Of course, if Pence is “sexist” for following Graham, then so too is Graham “sexist.” So too is the admired Christian preacher Rick Warren, the Christian actor Kirk Cameron, and, well, legions of other sensible, Christian men whose fidelity to their wives drives them to remove so much as the potential for trouble.

Though there will always be Christian men (and women) who fail to live up to the standards of their faith, this doesn’t change the fact that their faith, considered as a system of beliefs, does indeed have standards. Christianity offers its 2 billion living practitioners a worldview according to which sexual activity is permissible only within the bounds of monogamous (heterosexual) marriage.

This belief isn’t just moral in character. Christian morality is inseparable from Christian ontology or metaphysics, i.e. its Big Picture of the world, of what’s ultimately real.  For the Christian, the cosmos is the handiwork of a personal Creator, a God who produced its crown jewel, humanity, from an endless and unconditional love. The Creation He endowed, not just with purposes, but with meaning.

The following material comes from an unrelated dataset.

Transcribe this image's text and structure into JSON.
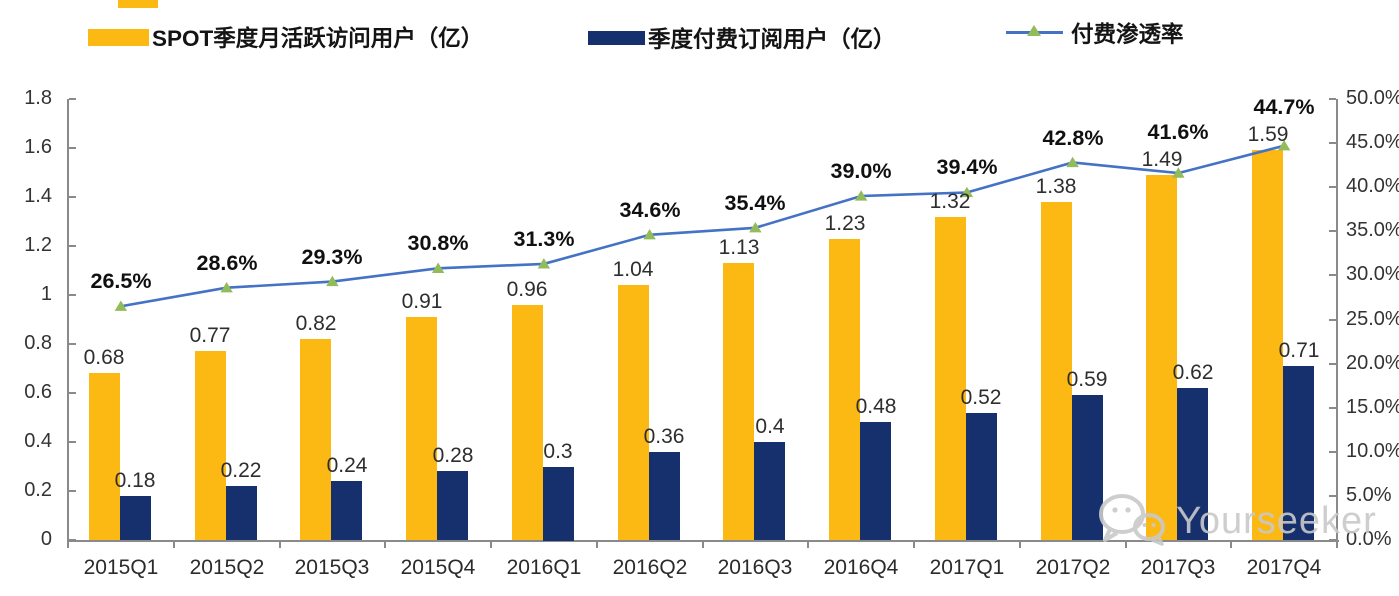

The universe, in other words, has for the Christian a sacramental nature: It is a visible sign of God’s invisible grace.

Marriage is a sacrament.  Marriage is not a contract, but a covenant, and though this covenant binds husband and wife, it binds them in God.  Husband and wife covenant with the source of their being as individuals and as a spiritual unity.  Through the act of marriage, a constitutive change occurs and the two, in a fundamental, spiritual sense, become “one flesh.”

To engage in sexual activity in any other context outside of marriage, then, is to treat oneself and one’s partner as a “mere means,” as the great philosopher Immanuel Kant put it.  If it’s extramarital or non-marital, sex, even if consensual, requires that persons, or subjects, regard themselves and others as objects.  The sex consists in the sexually active treating persons as instruments to the end of sexual gratification.

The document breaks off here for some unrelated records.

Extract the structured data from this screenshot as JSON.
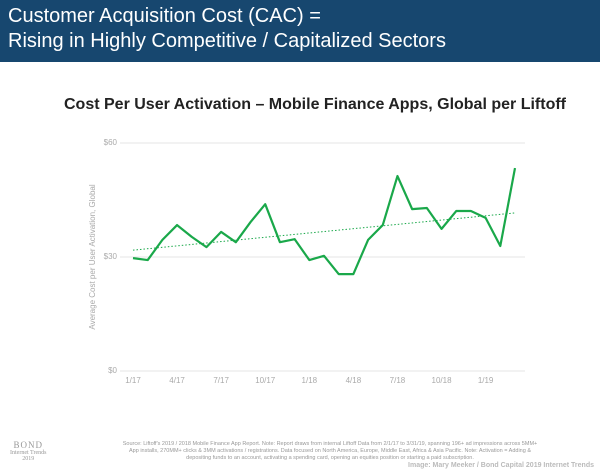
{
  "header": {
    "title_lines": [
      "Customer Acquisition Cost (CAC) =",
      "Rising in Highly Competitive / Capitalized Sectors"
    ]
  },
  "chart_data": {
    "type": "line",
    "title": "Cost Per User Activation – Mobile Finance Apps, Global per Liftoff",
    "y_label": "Average Cost per User Activation, Global",
    "categories": [
      "1/17",
      null,
      null,
      "4/17",
      null,
      null,
      "7/17",
      null,
      null,
      "10/17",
      null,
      null,
      "1/18",
      null,
      null,
      "4/18",
      null,
      null,
      "7/18",
      null,
      null,
      "10/18",
      null,
      null,
      "1/19",
      null,
      null
    ],
    "series": [
      {
        "color": "#1aa84a",
        "values": [
          29.7,
          29.2,
          34.5,
          38.4,
          35.3,
          32.6,
          36.6,
          33.9,
          39.2,
          43.9,
          33.9,
          34.7,
          29.2,
          30.3,
          25.5,
          25.5,
          34.5,
          38.4,
          51.3,
          42.6,
          42.9,
          37.4,
          42.1,
          42.1,
          40.3,
          32.9,
          53.4
        ]
      }
    ],
    "trend": {
      "color": "#1aa84a",
      "values": [
        31.8,
        41.6
      ]
    },
    "ylim": [
      0,
      60
    ],
    "yticks": [
      {
        "value": 0,
        "label": "$0"
      },
      {
        "value": 30,
        "label": "$30"
      },
      {
        "value": 60,
        "label": "$60"
      }
    ]
  },
  "footer": {
    "source": "Source: Liftoff's 2019 / 2018 Mobile Finance App Report. Note: Report draws from internal Liftoff Data from 2/1/17 to 3/31/19, spanning 196+ ad impressions across 5MM+ App installs, 270MM+ clicks & 3MM activations / registrations. Data focused on North America, Europe, Middle East, Africa & Asia Pacific. Note: Activation = Adding & depositing funds to an account, activating a spending card, opening an equities position or starting a paid subscription.",
    "logo": [
      "BOND",
      "Internet Trends",
      "2019"
    ],
    "credit": "Image: Mary Meeker / Bond Capital 2019 Internet Trends"
  }
}
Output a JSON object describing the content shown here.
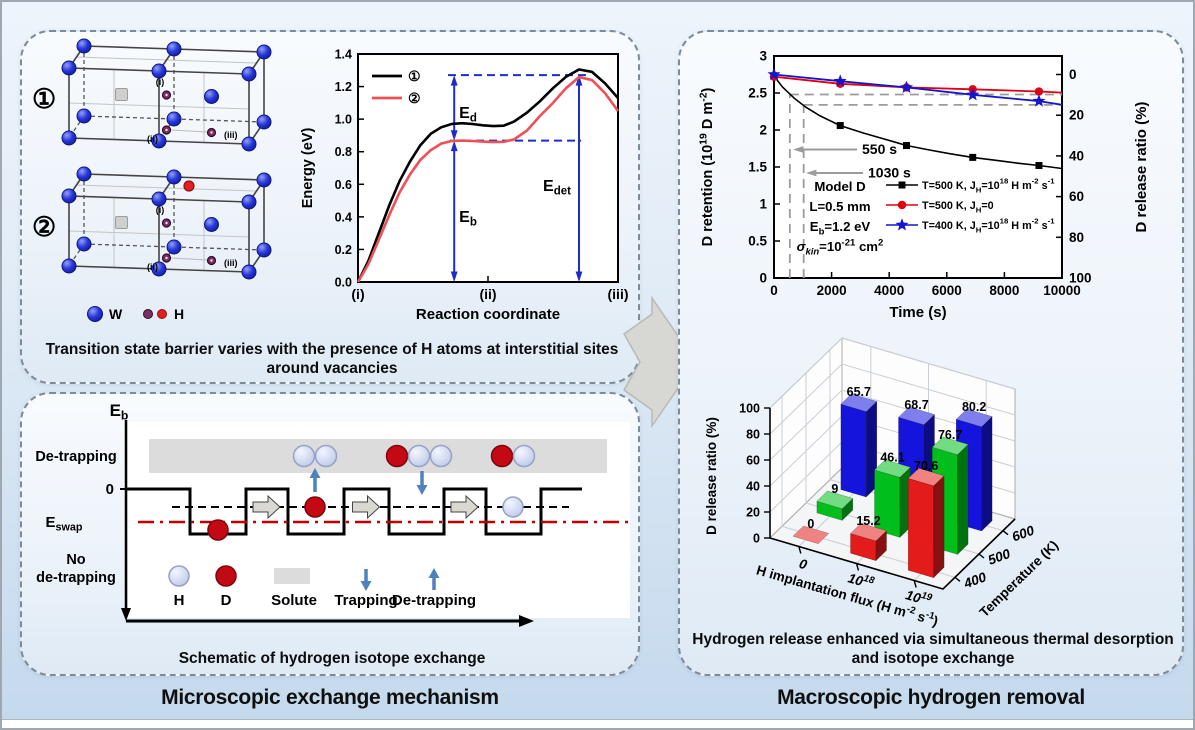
{
  "colors": {
    "series_black": "#000000",
    "series_red": "#e00010",
    "series_blue": "#1515cd",
    "energy_curve1": "#000000",
    "energy_curve2": "#ef5055",
    "annotation_blue": "#1f2ccc",
    "guide_gray": "#9b9b9b",
    "eswap_red": "#c00000",
    "trap_arrow_blue": "#4f81bd",
    "w_atom_blue": "#2838d8",
    "h_atom_light": "#ccd6f2",
    "d_atom_red": "#c40914",
    "solute_gray": "#dcdcdc",
    "bar_red": "#e31b1b",
    "bar_green": "#00bf1c",
    "bar_blue": "#1414dc"
  },
  "footer": {
    "left": "Microscopic exchange mechanism",
    "right": "Macroscopic hydrogen removal"
  },
  "top_left": {
    "caption": "Transition state barrier varies with the presence of H atoms at interstitial sites around vacancies",
    "crystal": {
      "struct1_label": "①",
      "struct2_label": "②",
      "site_i": "(i)",
      "site_ii": "(ii)",
      "site_iii": "(iii)",
      "legend_w": "W",
      "legend_h": "H"
    }
  },
  "bottom_left": {
    "caption": "Schematic of hydrogen isotope exchange",
    "labels": {
      "eb": [
        {
          "t": "E"
        },
        {
          "t": "b",
          "m": "sub"
        }
      ],
      "zero": "0",
      "detrapping_region": "De-trapping",
      "eswap": [
        {
          "t": "E"
        },
        {
          "t": "swap",
          "m": "sub"
        }
      ],
      "no_detrapping_line1": "No",
      "no_detrapping_line2": "de-trapping"
    },
    "legend": {
      "h": "H",
      "d": "D",
      "solute": "Solute",
      "trapping": "Trapping",
      "detrapping": "De-trapping"
    }
  },
  "right": {
    "caption": "Hydrogen release enhanced via simultaneous thermal desorption and isotope exchange"
  },
  "chart_data": [
    {
      "type": "line",
      "title": "Transition state energy profile",
      "xlabel": "Reaction coordinate",
      "ylabel": "Energy (eV)",
      "x_ticks": [
        "(i)",
        "(ii)",
        "(iii)"
      ],
      "ylim": [
        0,
        1.4
      ],
      "y_ticks": [
        0.0,
        0.2,
        0.4,
        0.6,
        0.8,
        1.0,
        1.2,
        1.4
      ],
      "series": [
        {
          "name": "①",
          "color": "#000000",
          "x": [
            0,
            0.04,
            0.08,
            0.12,
            0.16,
            0.2,
            0.24,
            0.28,
            0.32,
            0.36,
            0.4,
            0.44,
            0.48,
            0.52,
            0.56,
            0.6,
            0.65,
            0.7,
            0.75,
            0.8,
            0.85,
            0.9,
            0.95,
            1.0
          ],
          "y": [
            0,
            0.13,
            0.3,
            0.47,
            0.62,
            0.74,
            0.84,
            0.91,
            0.95,
            0.97,
            0.975,
            0.97,
            0.962,
            0.957,
            0.96,
            0.985,
            1.04,
            1.11,
            1.19,
            1.26,
            1.305,
            1.29,
            1.22,
            1.13
          ]
        },
        {
          "name": "②",
          "color": "#ef5055",
          "x": [
            0,
            0.04,
            0.08,
            0.12,
            0.16,
            0.2,
            0.24,
            0.28,
            0.32,
            0.36,
            0.4,
            0.44,
            0.48,
            0.52,
            0.56,
            0.6,
            0.65,
            0.7,
            0.75,
            0.8,
            0.85,
            0.9,
            0.95,
            1.0
          ],
          "y": [
            0,
            0.11,
            0.26,
            0.41,
            0.55,
            0.66,
            0.75,
            0.81,
            0.85,
            0.866,
            0.868,
            0.866,
            0.862,
            0.859,
            0.861,
            0.875,
            0.93,
            1.02,
            1.1,
            1.19,
            1.258,
            1.24,
            1.16,
            1.05
          ]
        }
      ],
      "annotations": {
        "e_d": {
          "x": 0.37,
          "y1": 0.868,
          "y2": 1.27
        },
        "e_b": {
          "x": 0.37,
          "y1": 0.0,
          "y2": 0.868
        },
        "e_det": {
          "x": 0.85,
          "y1": 0.0,
          "y2": 1.27
        },
        "dash_top": {
          "y": 1.27,
          "x1": 0.346,
          "x2": 0.885
        },
        "dash_mid": {
          "y": 0.868,
          "x1": 0.354,
          "x2": 0.858
        }
      },
      "labels": {
        "ed": [
          {
            "t": "E"
          },
          {
            "t": "d",
            "m": "sub"
          }
        ],
        "eb": [
          {
            "t": "E"
          },
          {
            "t": "b",
            "m": "sub"
          }
        ],
        "edet": [
          {
            "t": "E"
          },
          {
            "t": "det",
            "m": "sub"
          }
        ]
      }
    },
    {
      "type": "line",
      "title": "D retention vs time",
      "xlabel": "Time (s)",
      "ylabel_left_segments": [
        {
          "t": "D retention (10"
        },
        {
          "t": "19",
          "m": "sup"
        },
        {
          "t": " D m"
        },
        {
          "t": "-2",
          "m": "sup"
        },
        {
          "t": ")"
        }
      ],
      "ylabel_right": "D release ratio (%)",
      "xlim": [
        0,
        10000
      ],
      "x_ticks": [
        0,
        2000,
        4000,
        6000,
        8000,
        10000
      ],
      "ylim_left": [
        0,
        3
      ],
      "y_ticks_left": [
        0,
        0.5,
        1,
        1.5,
        2,
        2.5,
        3
      ],
      "y_ticks_right": [
        0,
        20,
        40,
        60,
        80,
        100
      ],
      "right_axis_zero_at_retention": 2.75,
      "series": [
        {
          "name_segments": [
            {
              "t": "T=500 K, J"
            },
            {
              "t": "H",
              "m": "sub"
            },
            {
              "t": "=10"
            },
            {
              "t": "18",
              "m": "sup"
            },
            {
              "t": " H m"
            },
            {
              "t": "-2",
              "m": "sup"
            },
            {
              "t": " s"
            },
            {
              "t": "-1",
              "m": "sup"
            }
          ],
          "color": "#000000",
          "marker": "square",
          "x": [
            0,
            300,
            700,
            1100,
            1600,
            2300,
            3100,
            3900,
            4600,
            5400,
            6100,
            6900,
            7700,
            8500,
            9200,
            10000
          ],
          "y": [
            2.73,
            2.58,
            2.43,
            2.31,
            2.19,
            2.06,
            1.96,
            1.87,
            1.79,
            1.73,
            1.68,
            1.63,
            1.59,
            1.55,
            1.52,
            1.48
          ],
          "marker_x": [
            2300,
            4600,
            6900,
            9200
          ],
          "marker_y": [
            2.06,
            1.79,
            1.63,
            1.52
          ]
        },
        {
          "name_segments": [
            {
              "t": "T=500 K, J"
            },
            {
              "t": "H",
              "m": "sub"
            },
            {
              "t": "=0"
            }
          ],
          "color": "#e00010",
          "marker": "circle",
          "x": [
            0,
            2300,
            4600,
            6900,
            9200,
            10000
          ],
          "y": [
            2.72,
            2.625,
            2.575,
            2.55,
            2.52,
            2.505
          ],
          "marker_x": [
            0,
            2300,
            4600,
            6900,
            9200
          ],
          "marker_y": [
            2.72,
            2.625,
            2.575,
            2.55,
            2.52
          ]
        },
        {
          "name_segments": [
            {
              "t": "T=400 K, J"
            },
            {
              "t": "H",
              "m": "sub"
            },
            {
              "t": "=10"
            },
            {
              "t": "18",
              "m": "sup"
            },
            {
              "t": " H m"
            },
            {
              "t": "-2",
              "m": "sup"
            },
            {
              "t": " s"
            },
            {
              "t": "-1",
              "m": "sup"
            }
          ],
          "color": "#1515cd",
          "marker": "star",
          "x": [
            0,
            2300,
            4600,
            6900,
            9200,
            10000
          ],
          "y": [
            2.75,
            2.66,
            2.575,
            2.475,
            2.39,
            2.34
          ],
          "marker_x": [
            0,
            2300,
            4600,
            6900,
            9200
          ],
          "marker_y": [
            2.75,
            2.66,
            2.575,
            2.475,
            2.39
          ]
        }
      ],
      "guides": {
        "t1": 550,
        "t1_label": "550 s",
        "y1": 2.48,
        "t2": 1030,
        "t2_label": "1030 s",
        "y2": 2.34
      },
      "info_segments": [
        [
          {
            "t": "Model D"
          }
        ],
        [
          {
            "t": "L=0.5 mm"
          }
        ],
        [
          {
            "t": "E"
          },
          {
            "t": "b",
            "m": "sub"
          },
          {
            "t": "=1.2 eV"
          }
        ],
        [
          {
            "t": "σ",
            "i": true
          },
          {
            "t": "kin",
            "m": "sub",
            "i": true
          },
          {
            "t": "=10"
          },
          {
            "t": "-21",
            "m": "sup"
          },
          {
            "t": " cm"
          },
          {
            "t": "2",
            "m": "sup"
          }
        ]
      ]
    },
    {
      "type": "bar3d",
      "title": "D release ratio vs H implantation flux and temperature",
      "zlabel": "D release ratio (%)",
      "xlabel_segments": [
        {
          "t": "H implantation flux (H m"
        },
        {
          "t": "-2",
          "m": "sup"
        },
        {
          "t": " s"
        },
        {
          "t": "-1",
          "m": "sup"
        },
        {
          "t": ")"
        }
      ],
      "ylabel": "Temperature (K)",
      "x_categories_segments": [
        [
          {
            "t": "0"
          }
        ],
        [
          {
            "t": "10"
          },
          {
            "t": "18",
            "m": "sup"
          }
        ],
        [
          {
            "t": "10"
          },
          {
            "t": "19",
            "m": "sup"
          }
        ]
      ],
      "y_categories": [
        "400",
        "500",
        "600"
      ],
      "zlim": [
        0,
        100
      ],
      "z_ticks": [
        0,
        20,
        40,
        60,
        80,
        100
      ],
      "series": [
        {
          "name": "400 K",
          "color": "#e31b1b",
          "values": [
            0,
            15.2,
            70.6
          ]
        },
        {
          "name": "500 K",
          "color": "#00bf1c",
          "values": [
            9,
            46.1,
            76.7
          ]
        },
        {
          "name": "600 K",
          "color": "#1414dc",
          "values": [
            65.7,
            68.7,
            80.2
          ]
        }
      ]
    }
  ]
}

To all of the details of this traditional Christian account of sexual morality even a contemporary Christian could take exception. Nor need any non-Christians accept it.  The point, though, is that it is this vision of sexual morality that Christianity has promulgated for 2,000 years. As such, it has been the dominant sexual ethic of the Western world for nearly this same time period (until relatively recently).  Far from degrading women, it has affirmed in both women and men an equal dignity, that which is “above all price,” to quote Kant once again, for it refuses to reduce people to their bodies, to mere pleasure-maximizers.

It is this vision of the world that gave rise to the so-called “Billy Graham rule,” a rule which generations of Christian men had been observing for centuries before Billy Graham.

In blinding contrast, the worldview of contemporary feminists is grounded in a fundamental contradiction:

Liberated women are as strong, savvy, and capable as men—and they are the perpetual victims of male oppression, forever at the mercies of predatory men.

That the self-contradictory root of feminism pervades the whole tree is made that much more obvious in light of what, for convenience’s sake, we may call the Pence-Weinstein phenomenon:

The Pences of the world are guilty of dehumanizing women insofar as they honor their wives by refusing to place themselves in situations that could lead through illicit sexual relations to what they take to be the real degradation of women and themselves.

So too are the Weinsteins of the world guilty of dehumanizing women by sexually harassing and assaulting women.

Those men who cheat on their wives and sexually assault women are “sexist” in doing so, but so too are those men who are faithful to their wives and refrain from doing anything that could so much as lead to the charge of sexual impropriety. Is this clear?

Everything is “sexist.”

But if everything is “sexist,” then nothing is “sexist.”

The Billy Graham rule looks wiser than ever in light of the #MeToo campaign, does it not?